- Born: 2 May 1969 (age 57) Iran
- Education: Civil Engineer, Master of Architecture
- Alma mater: Tehran Azad University, Dubai Azad University
- Occupations: Architecture publisher; theoretician; researcher; author;
- Spouse: Negin Farokh
- Writing career
- Notable works: 2A Magazine, 2A Continental Architectural Awards
- Website: ahmadzohadi.com

= Ahmad Zohadi =

Iranian architecture scholar, publisher (born 1969)

Ahmad Zohadi (احمد زهادی) is an Iranian architecture scholar, publisher and researcher. Currently, he is the CEO and editor-in-chief of architectural magazine 2A Magazine.

He is also the founder and chief editor of ‘Architecture & Construction’, a Persian quarterly magazine, published since 2003, and distributed in Iran.

==Early life==
===Education===
Ahmad was born in Tehran. On completion of his primary and secondary education, he attended Karaj Islamic Azad University in the year 1992 for Civil & Structure Engineering. Simultaneously, he was editor and publisher of Tehran-based Architecture and Construction Magazine & 2A Magazine.

===Personal===
Ahmad has been known to show keen interest in photography right from his childhood. He got involved in architecture and construction after associating himself with architectural journalism. He got married in the year 2013 to Negin Farrokh. Together, they have a son named Radan.
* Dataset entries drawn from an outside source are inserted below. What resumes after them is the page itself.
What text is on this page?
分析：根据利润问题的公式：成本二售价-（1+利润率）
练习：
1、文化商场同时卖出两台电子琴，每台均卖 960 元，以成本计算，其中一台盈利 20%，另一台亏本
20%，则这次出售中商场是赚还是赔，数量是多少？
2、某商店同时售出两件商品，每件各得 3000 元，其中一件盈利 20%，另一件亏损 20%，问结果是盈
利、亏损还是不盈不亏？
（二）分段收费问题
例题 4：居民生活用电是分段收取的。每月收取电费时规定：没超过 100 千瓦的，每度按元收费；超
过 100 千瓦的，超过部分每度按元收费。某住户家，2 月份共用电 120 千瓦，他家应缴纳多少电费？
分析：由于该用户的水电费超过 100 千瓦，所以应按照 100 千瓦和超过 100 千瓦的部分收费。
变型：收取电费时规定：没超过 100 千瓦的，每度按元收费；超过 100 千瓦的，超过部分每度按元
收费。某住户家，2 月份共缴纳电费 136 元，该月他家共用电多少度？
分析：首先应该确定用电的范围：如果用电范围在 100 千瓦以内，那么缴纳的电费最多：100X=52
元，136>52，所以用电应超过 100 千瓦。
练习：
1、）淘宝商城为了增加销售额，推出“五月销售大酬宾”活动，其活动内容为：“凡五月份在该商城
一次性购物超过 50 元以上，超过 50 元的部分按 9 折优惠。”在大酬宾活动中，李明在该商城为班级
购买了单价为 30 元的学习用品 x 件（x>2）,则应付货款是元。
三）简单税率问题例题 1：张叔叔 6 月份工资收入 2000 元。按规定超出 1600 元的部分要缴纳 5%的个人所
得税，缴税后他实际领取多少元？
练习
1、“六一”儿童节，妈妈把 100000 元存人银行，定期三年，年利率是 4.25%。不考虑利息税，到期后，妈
===Appreciations and recognitions===
- Arab Engineering Schooling Bureau & Harvard Design School
- United Nations Educational Scientific and Cultural Organization, UNESCO Chair in Islamic Architectural University of Tehran
- ECO Cultural Institute Headquarters, Tehran
- The Kamla Raheja Vidyanidhi, Institute For Architecture And Environmental Studies
- The Catholic University of America, School of Architecture and planning
- College of Architecture + Planning, The University of Utah
- Centre of Middle Eastern Studies, Harvard University
- North Carolina State University a land-grant university and a constituent institution of the University of North Carolina
- Al Ahmadiah - Contracting & Trading
- Nakheel, Retail Shopping Malls
- Canadian University of Dubai
- Centre for Middle Eastern Studies, Harvard University

==2A Magazine==

He is the current CEO and editor-in-chief of 2A magazine. It is an architectural magazine dedicated to different provincial architectures of the world, being distributed all through Middle East Asia.

==2A Continental Architectural Awards==
Ahmad Zohadi is the founder, organizer and director of 2A Continental Architectural Awards organized since 2015 – award organized under the banner of the 2A magazine. The first award was the 2A Asia Architecture Award 2015, held on July 15, 2015, at Istanbul Technical University, Istanbul.

==Film career and interviews==
He produced a documentary in 2012 on Indo-Iranian culture, history and architecture, which he wrote, produced and directed. He has also interviewed a number of famous personalities like Foster and Partners, Balkrishna Vithaldas Doshi, Sergei Tchoban, Seung H-Sang, Bahram Shirdel, Richard S. Levine and John Alexander Smith.